If you can #tbt a picture on Instagram or Facebook, you can definitely #tbt a blog post, right? I’m going with that and starting a new thing. Now, on Thursdays, I’m going to share my own throwback of some sort, be it a photo, a memory, story, song…whatever feels right on that day! On board with me? Good.
My first #tbt post comes from a more recent experience in Berlin a few weeks ago. On our walking tour during our full day there, our awesome guide Lana took us to Berlin’s Holocaust Memorial. Designed by German architect Peter Eisenman, the memorial consists of 2,711 rectangular concrete structures laid out in a 4.7-acre sloping grid. The slabs are all the same width and length, but vary in height. Construction of the memorial finished in December of 2004, and was opened to the public in May of 2005, 60 years after the end of World War II.
I don’t think I would have known what this was if I’d walked up to it on my own. It definitely didn’t look like other memorials I’d seen, for the Holocaust or other historical events. There is no sign at the memorial saying what it is or announcing it to the world; you just walk up to this arrangement of stone blocks on the backside of the city, about a block behind the Brandenburg Gate.

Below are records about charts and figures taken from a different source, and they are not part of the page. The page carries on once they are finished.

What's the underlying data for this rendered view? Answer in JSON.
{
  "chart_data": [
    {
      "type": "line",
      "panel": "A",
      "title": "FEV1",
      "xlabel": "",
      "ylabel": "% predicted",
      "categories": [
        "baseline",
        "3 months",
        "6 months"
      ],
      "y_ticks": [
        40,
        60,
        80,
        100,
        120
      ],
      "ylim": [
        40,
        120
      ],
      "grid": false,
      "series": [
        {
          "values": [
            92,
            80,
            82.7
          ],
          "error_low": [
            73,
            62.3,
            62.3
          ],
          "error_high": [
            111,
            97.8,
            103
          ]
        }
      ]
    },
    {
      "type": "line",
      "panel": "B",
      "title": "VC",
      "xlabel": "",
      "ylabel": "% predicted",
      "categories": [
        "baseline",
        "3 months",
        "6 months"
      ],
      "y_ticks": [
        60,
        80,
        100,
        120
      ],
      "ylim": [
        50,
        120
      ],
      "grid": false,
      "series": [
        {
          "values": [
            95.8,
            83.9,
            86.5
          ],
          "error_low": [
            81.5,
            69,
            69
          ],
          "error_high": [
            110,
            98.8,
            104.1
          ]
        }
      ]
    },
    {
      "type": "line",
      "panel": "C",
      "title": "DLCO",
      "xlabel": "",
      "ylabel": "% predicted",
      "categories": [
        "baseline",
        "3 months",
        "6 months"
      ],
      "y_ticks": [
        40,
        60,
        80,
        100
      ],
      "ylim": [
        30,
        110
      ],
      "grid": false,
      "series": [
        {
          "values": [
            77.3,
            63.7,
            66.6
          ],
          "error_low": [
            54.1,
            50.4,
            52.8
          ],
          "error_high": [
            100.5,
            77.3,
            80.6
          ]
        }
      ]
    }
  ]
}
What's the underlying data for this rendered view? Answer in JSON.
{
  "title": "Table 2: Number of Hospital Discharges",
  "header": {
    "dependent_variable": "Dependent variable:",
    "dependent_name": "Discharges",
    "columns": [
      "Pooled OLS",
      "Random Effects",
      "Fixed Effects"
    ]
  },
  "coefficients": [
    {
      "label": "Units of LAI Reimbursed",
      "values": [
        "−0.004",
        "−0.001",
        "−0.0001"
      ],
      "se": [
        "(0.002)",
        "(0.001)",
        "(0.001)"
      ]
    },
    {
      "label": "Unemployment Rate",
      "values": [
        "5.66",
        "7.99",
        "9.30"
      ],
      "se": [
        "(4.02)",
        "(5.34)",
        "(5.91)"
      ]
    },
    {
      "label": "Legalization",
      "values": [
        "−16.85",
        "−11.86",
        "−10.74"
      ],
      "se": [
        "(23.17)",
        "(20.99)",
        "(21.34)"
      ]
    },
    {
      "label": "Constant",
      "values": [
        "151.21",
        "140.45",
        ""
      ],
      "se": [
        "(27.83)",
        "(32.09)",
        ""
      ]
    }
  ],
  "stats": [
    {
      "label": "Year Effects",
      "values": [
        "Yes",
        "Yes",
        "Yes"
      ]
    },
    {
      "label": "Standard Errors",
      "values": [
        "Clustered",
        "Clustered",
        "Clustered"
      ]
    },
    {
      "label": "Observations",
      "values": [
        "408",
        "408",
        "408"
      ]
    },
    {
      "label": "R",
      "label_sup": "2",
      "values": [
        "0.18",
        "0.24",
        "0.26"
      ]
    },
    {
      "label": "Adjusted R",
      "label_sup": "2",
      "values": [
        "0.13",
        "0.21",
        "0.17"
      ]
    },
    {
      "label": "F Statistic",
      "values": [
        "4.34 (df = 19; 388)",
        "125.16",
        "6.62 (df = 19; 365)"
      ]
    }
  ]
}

At first, I was puzzled as to why there was no sign; how else are people supposed to know that it’s a memorial, let alone one for the most atrocious event in human history? I guessed that the designers and builders didn’t want to call attention to it or make it flashy and risk it becoming more of a tourist attraction than a serious memorial. And that made sense.
After speaking on it for a few minutes, Lana gave us time to walk through the memorial and observe the blocks up close. She said we could touch the blocks, but we could not sit on them, especially with our feet on top. I wandered through the blocks and eventually made my way to the other side, following Lana’s instructions. My group met up on the other side to discuss how we felt walking through the blocks, and to share our interpretations of the memorial.
We stayed by the memorial for another minute or two, and then continued to our next stop. As we walked away, I couldn’t help but keep thinking of the lady sitting on the concrete block and wondering how often that happens. But just that once is too often.